9. Walk to as many places as you can. Stop and chat on the way. Ask for 10% of the saving on your expenses claim towards a good new pair of shoes every year. You won’t get it but it makes the point. Always claim your expenses in full, monthly. If not paid you can get tax-relief on them. If you don’t need the money, gift-aid it back.
10. If you’ve got school-age kids then take and fetch them as often as you can. Talk to the other parents waiting outside.
11. Never say, ‘As I’ve said before’ during your curacy. You’ll have plenty of time for repeating yourself in later years.
12. Have a few pieces of music that absolutely guarantee to calm you down (or big you up). Mine, currently, are by a Norwegian band called Undergrunnen
13. Give people your full attention. Even after church services. The worst thing in the world for someone talking to you is to see you looking over their shoulder for the next person you want to ‘just catch’.
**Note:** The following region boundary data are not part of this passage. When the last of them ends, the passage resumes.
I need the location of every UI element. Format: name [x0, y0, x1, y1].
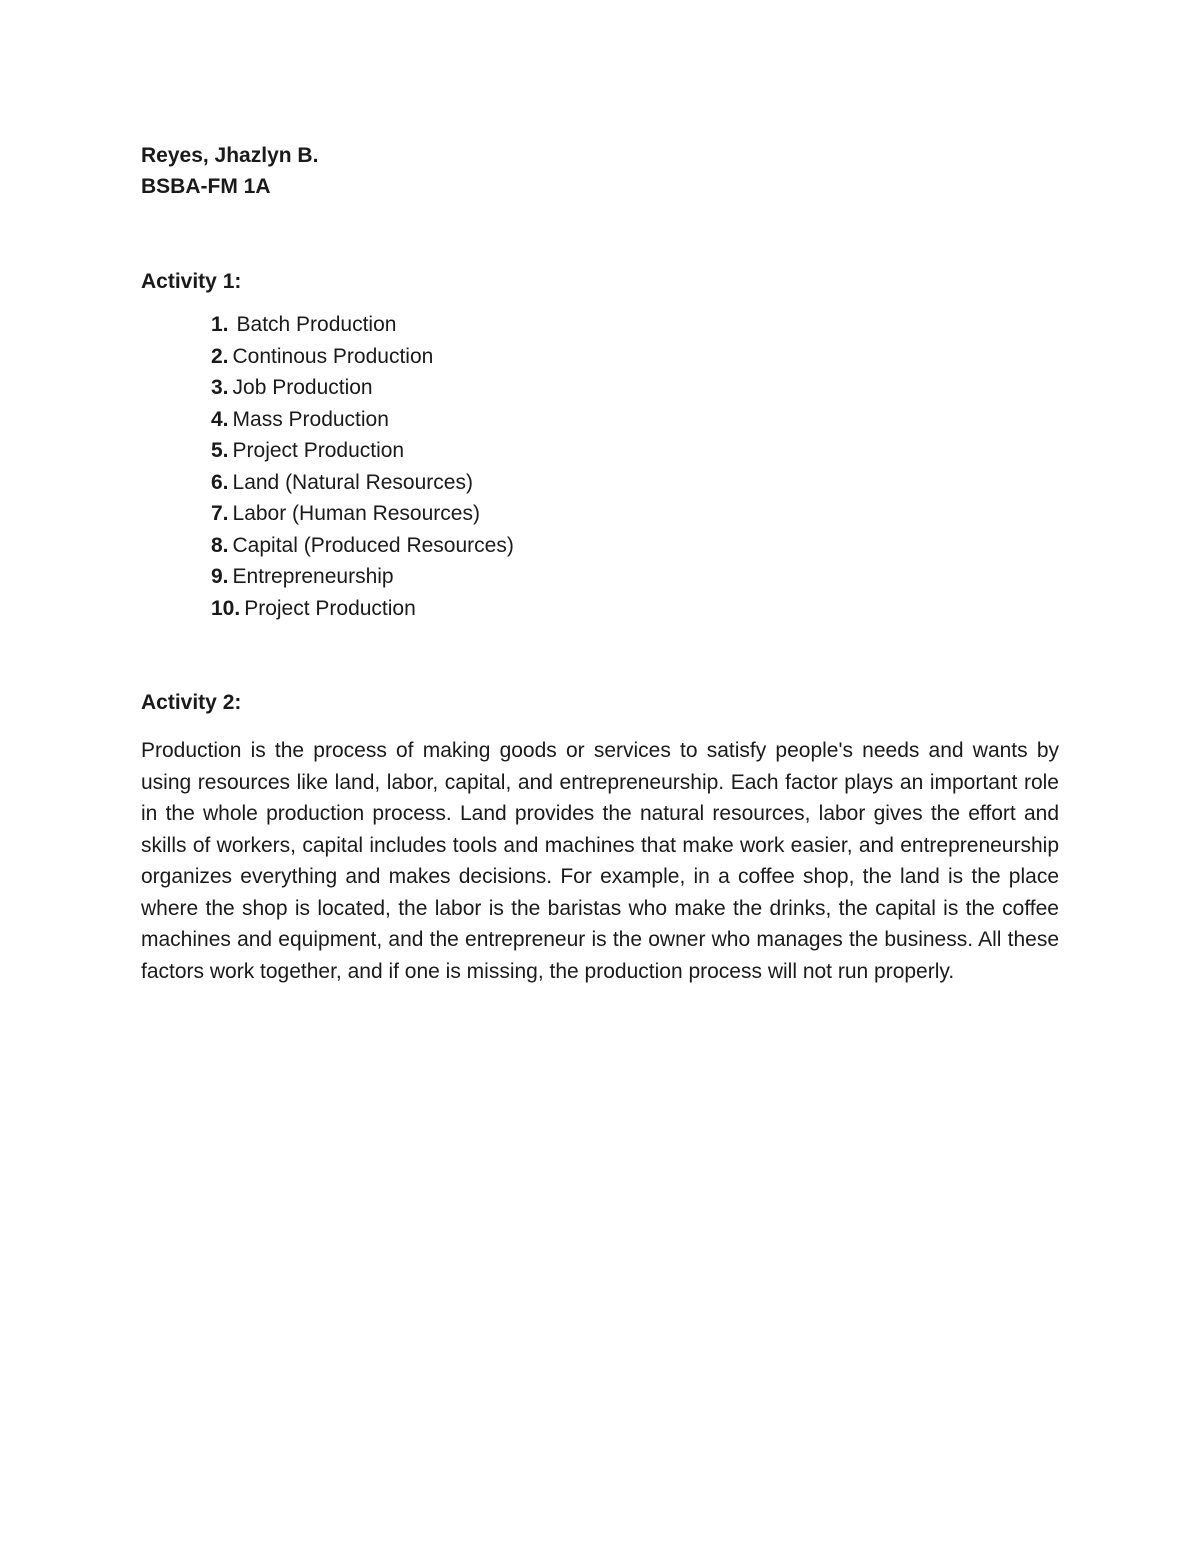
student-name: Reyes, Jhazlyn B.: [141, 144, 319, 167]
list-item: 3. Job Production: [211, 376, 373, 399]
activity-1-heading: Activity 1:: [141, 270, 242, 293]
list-item: 2. Continous Production: [211, 344, 434, 368]
activity-2-heading: Activity 2:: [141, 691, 242, 714]
list-item: 8. Capital (Produced Resources): [211, 533, 514, 557]
list-item: 1. Batch Production: [211, 313, 397, 336]
activity-2-paragraph: Production is the process of making goods or services to satisfy people's needs and wants by using resources like land, labor, capital, and entrepreneurship. Each factor plays an important role in the whole production process. Land provides the natural resources, labor gives the effort and skills of workers, capital includes tools and machines that make work easier, and entrepreneurship organizes everything and makes decisions. For example, in a coffee shop, the land is the place where the shop is located, the labor is the baristas who make the drinks, the capital is the coffee machines and equipment, and the entrepreneur is the owner who manages the business. All these factors work together, and if one is missing, the production process will not run properly.: [141, 739, 1059, 983]
list-item: 4. Mass Production: [211, 407, 389, 431]
activity-1-list: [141, 309, 1059, 624]
course-section: BSBA-FM 1A: [141, 175, 271, 198]
list-item: 10. Project Production: [211, 596, 416, 620]
list-item: 5. Project Production: [211, 439, 405, 462]
list-item: 9. Entrepreneurship: [211, 565, 394, 588]
list-item: 6. Land (Natural Resources): [211, 470, 473, 494]
document-content: [141, 140, 1059, 987]
list-item: 7. Labor (Human Resources): [211, 502, 480, 525]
14. Remember that there is no difference between real and apparent care. The parishioners need to know that you care. The best way to do this is to really care but cultivate the skill of apparently caring for those days when you don’t.
14b) Infinitives may be split when necessary.
15. Collect postcards and send them to everyone at every possible moment to say thanks, how are you, I thought of you…
16. Never suggest ten steps until you’re sure you can’t think of eighteen. If you think you might have three things to say announce you have four and then stop early if you run out. It'll get a laugh and give you an undeserved reputation for brevity.
17. Become an expert in some small thing. Cemetery wildlife. John chapter 4. Clerical wear 1880-1900. That sort of thing.
18. There are another 200 or so of these on Twitter at #ministrytip
I’ve managed to spend thirty-one ordained years not being the incumbent of anywhere so remember you are ordained for ministry not the vicarage.